El papel de la histona desacetilasa 6 en el desarrollo del gioblastoma

Abstract

Glioblastoma multiforme, the most common type of malignant brain tumor as well as the most aggressive one, lacks an effective therapy. Glioblastoma presents overexpression of mesenchymal markers Snail, Slug and N-Cadherin, and of the autophagic marker p62. Glioblastoma cell lines also present an increased autophagic flux, overexpression of mesenchymal markers, Shh pathway activation and lack of primary cilia.
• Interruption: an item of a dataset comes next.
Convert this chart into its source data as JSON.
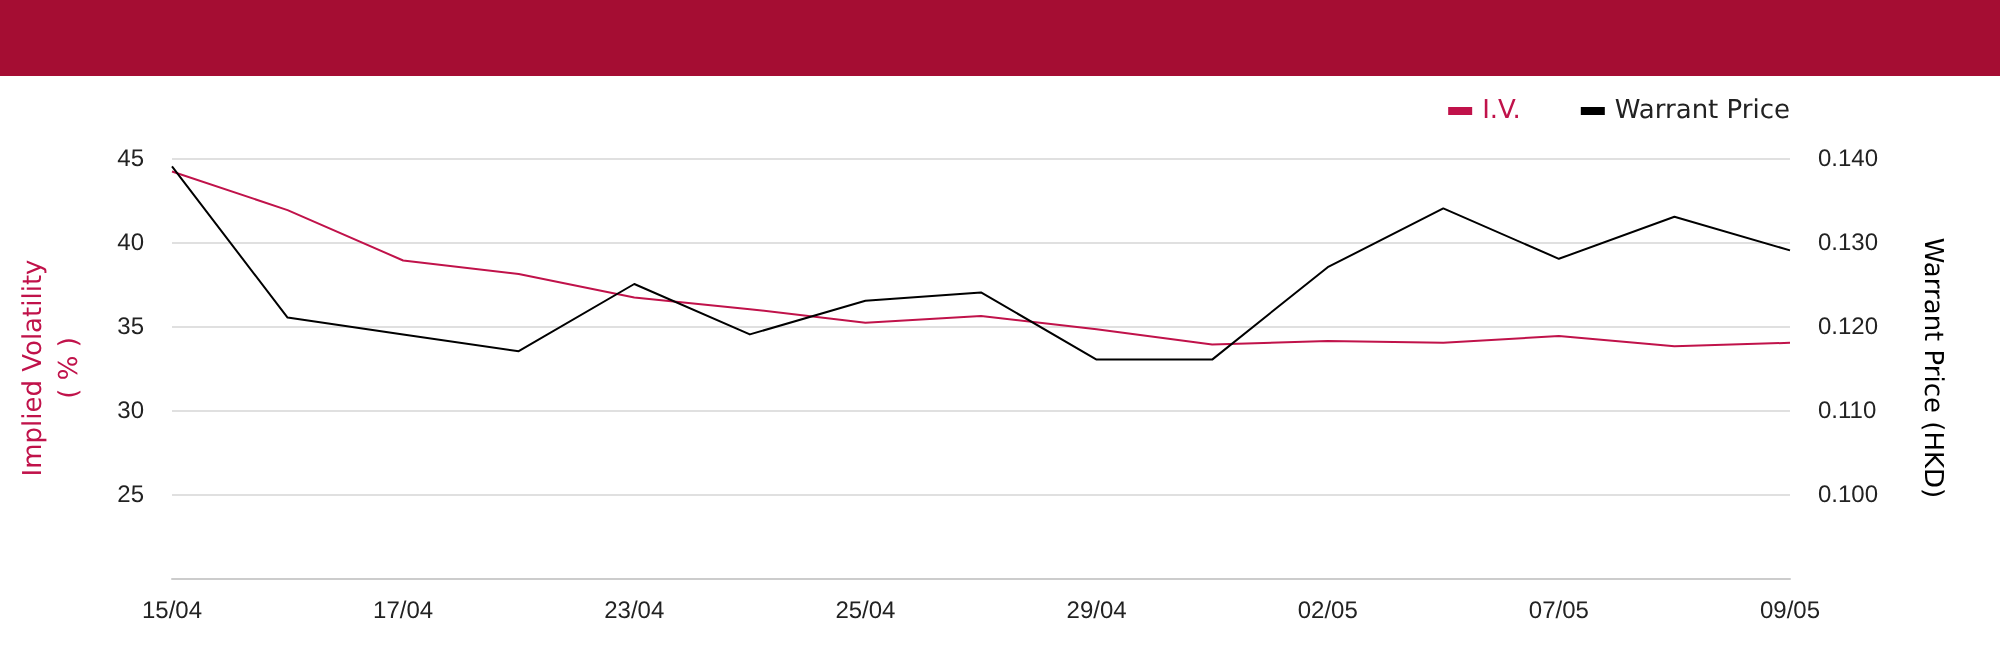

In this study, we aimed to evaluate the role of histone deacetylase 6 (HDAC6) in the development of glioblastoma, as HDAC6 is the most overexpressed of all HDACs isoforms in this tumor. We treated glioblastoma cell lines with siHDAC6 and tubastatin A, a HDAC6 inhibitor. Both treatments inhibited proliferation, migration and clonogenicity of glioblastoma cell lines. They also reversed the mesenchymal phenotype, decreased the autophagic flux, inhibited Shh pathway and recovered the expression of primary cilia in glioblastoma cell lines. The treatment of tubastatin A also sensitized glioblastoma cell lines to temozolomide treatment, the chemotherapeutic agent used against glioblastoma. These results demonstrate that HDAC6 might be a good target for glioblastoma treatment.